Confezioni più piccole allo stesso prezzo: cos’è la shrinkflation, il fenomeno esploso con la guerra in Ucraina
L’Antitrust ha aperto una procedura su potenziali pratiche commerciali scorrette legate al fenomeno della shrinkflation. Il termine, che deriva dalle parole inglesi shrink (“restringere”) e inflation (“inflazione”), indica la tendenza da parte delle aziende a ridurre la quantità di un prodotto in vendita allo stesso prezzo di prima. Si tratta di un trend esploso con la guerra in Ucraina. Come dichiarato da Giovanni Calabrò, direttore generale alla Tutela del consumatore dell’Antitrust, «la shrinkflation è una tecnica di marketing, legittima purché siano rispettate alcune condizioni». Calabrò ha citato «condotte quali la diminuzione della quantità di prodotto a parità di dimensioni della confezione, in assenza di un’adeguata avvertenza sull’etichetta frontale».

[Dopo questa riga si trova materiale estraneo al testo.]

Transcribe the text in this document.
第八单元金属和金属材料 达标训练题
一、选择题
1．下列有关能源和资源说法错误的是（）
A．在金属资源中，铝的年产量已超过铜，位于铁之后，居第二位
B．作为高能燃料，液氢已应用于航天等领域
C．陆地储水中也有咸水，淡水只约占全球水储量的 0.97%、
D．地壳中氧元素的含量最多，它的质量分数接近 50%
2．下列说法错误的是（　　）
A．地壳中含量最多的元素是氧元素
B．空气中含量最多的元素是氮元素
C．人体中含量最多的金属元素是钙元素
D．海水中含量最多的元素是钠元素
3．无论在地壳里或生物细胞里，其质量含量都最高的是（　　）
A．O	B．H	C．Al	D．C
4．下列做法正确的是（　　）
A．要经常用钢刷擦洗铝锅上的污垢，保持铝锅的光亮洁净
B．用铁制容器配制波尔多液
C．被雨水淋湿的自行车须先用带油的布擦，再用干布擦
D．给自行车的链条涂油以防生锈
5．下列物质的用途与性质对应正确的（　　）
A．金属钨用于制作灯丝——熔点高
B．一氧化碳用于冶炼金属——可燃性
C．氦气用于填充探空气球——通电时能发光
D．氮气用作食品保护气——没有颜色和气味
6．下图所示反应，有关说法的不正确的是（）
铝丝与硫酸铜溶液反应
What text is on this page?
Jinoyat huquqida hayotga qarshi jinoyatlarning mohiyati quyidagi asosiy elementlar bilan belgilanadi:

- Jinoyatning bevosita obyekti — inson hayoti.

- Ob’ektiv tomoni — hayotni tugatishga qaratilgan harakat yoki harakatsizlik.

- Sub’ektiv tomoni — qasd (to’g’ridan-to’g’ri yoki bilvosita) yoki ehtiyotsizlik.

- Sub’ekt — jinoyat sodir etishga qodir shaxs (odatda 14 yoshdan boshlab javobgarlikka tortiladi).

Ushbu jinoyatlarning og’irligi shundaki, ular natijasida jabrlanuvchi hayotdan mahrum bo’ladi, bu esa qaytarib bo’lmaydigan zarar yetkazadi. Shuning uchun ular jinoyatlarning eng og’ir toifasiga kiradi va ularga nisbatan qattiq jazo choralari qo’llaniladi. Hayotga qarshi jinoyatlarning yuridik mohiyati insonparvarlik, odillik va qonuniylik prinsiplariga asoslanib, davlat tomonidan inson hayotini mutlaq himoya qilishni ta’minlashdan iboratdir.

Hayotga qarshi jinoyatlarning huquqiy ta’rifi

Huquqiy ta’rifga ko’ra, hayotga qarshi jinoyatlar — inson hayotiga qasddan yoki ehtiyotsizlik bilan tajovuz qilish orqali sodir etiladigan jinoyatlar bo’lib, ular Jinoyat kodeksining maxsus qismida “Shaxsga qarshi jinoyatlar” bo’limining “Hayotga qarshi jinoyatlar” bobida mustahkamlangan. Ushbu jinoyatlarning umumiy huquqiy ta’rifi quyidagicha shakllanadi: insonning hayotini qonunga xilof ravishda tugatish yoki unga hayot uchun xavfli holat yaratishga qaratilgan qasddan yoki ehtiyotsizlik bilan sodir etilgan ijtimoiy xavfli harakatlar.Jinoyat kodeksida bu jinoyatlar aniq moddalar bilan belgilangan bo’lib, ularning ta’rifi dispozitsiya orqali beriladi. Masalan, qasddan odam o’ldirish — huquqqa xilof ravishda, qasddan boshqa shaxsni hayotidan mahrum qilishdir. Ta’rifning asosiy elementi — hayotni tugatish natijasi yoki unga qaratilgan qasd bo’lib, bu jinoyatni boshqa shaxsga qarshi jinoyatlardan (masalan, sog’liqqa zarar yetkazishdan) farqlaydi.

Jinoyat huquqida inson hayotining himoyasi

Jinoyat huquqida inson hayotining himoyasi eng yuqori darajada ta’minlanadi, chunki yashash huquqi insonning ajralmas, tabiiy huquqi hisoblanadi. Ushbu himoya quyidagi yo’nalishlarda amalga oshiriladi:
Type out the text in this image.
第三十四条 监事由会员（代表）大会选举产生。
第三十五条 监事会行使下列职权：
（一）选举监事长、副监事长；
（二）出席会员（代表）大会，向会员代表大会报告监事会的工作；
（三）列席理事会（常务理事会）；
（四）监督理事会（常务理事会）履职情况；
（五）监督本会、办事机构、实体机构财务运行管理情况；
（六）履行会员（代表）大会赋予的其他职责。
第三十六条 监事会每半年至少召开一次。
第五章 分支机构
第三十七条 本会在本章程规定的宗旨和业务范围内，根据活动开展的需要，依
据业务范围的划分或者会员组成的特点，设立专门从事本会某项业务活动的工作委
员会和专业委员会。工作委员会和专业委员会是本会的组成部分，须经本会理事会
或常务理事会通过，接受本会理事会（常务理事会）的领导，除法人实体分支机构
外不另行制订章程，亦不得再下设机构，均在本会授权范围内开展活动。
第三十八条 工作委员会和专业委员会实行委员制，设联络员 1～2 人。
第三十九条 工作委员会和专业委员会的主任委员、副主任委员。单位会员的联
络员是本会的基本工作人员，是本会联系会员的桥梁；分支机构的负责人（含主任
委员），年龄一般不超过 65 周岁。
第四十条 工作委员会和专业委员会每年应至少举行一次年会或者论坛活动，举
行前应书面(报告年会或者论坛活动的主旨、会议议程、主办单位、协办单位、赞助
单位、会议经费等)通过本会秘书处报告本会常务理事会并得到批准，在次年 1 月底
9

I prodotti interessati dalla shrinkflation
Ma quali sono, nel concreto, gli effetti della shrinkflation sui prodotti che troviamo sugli scaffali dei supermercati? Nell’esposto presentato dall’Unc all’Antitrust lo scorso 8 aprile, si legge, ad esempio, di mozzarelle vendute a pezzi da 100 grammi, anziché i canonici 125, di caffè in confezioni da 225 grammi anziché 250. Secondo le rilevazioni citate da Today, ci sono anche tavolette di cioccolato passate da 100 a 90 grammi e le bibite, vendute in bottiglie da 1,35 litri anziché 1,5.
I rincari rispetto al 2021
La guerra in Ucraina ha esasperato un fenomeno che era già diffuso nella seconda parte del 2021: l’aumento dei prezzi in questi mesi ha avuto un forte impatto sulla spesa degli italiani. Lo scorso mese, l’inflazione ha raggiunto il 6,7%, che si traduce in aumento della spesa annua in alimentari per una famiglia tipo di 373 euro. Tra i rincari maggiori degli alimentari rispetto alla primavera 2021 spiccano frutta (+7,8%) e verdura fresca (+12%), uova (+9,3%), olio di oliva (+6,1%), farina (+17,1%), burro (+15,7%) e gli oli vegetali diversi da quello d’oliva (+63,5%).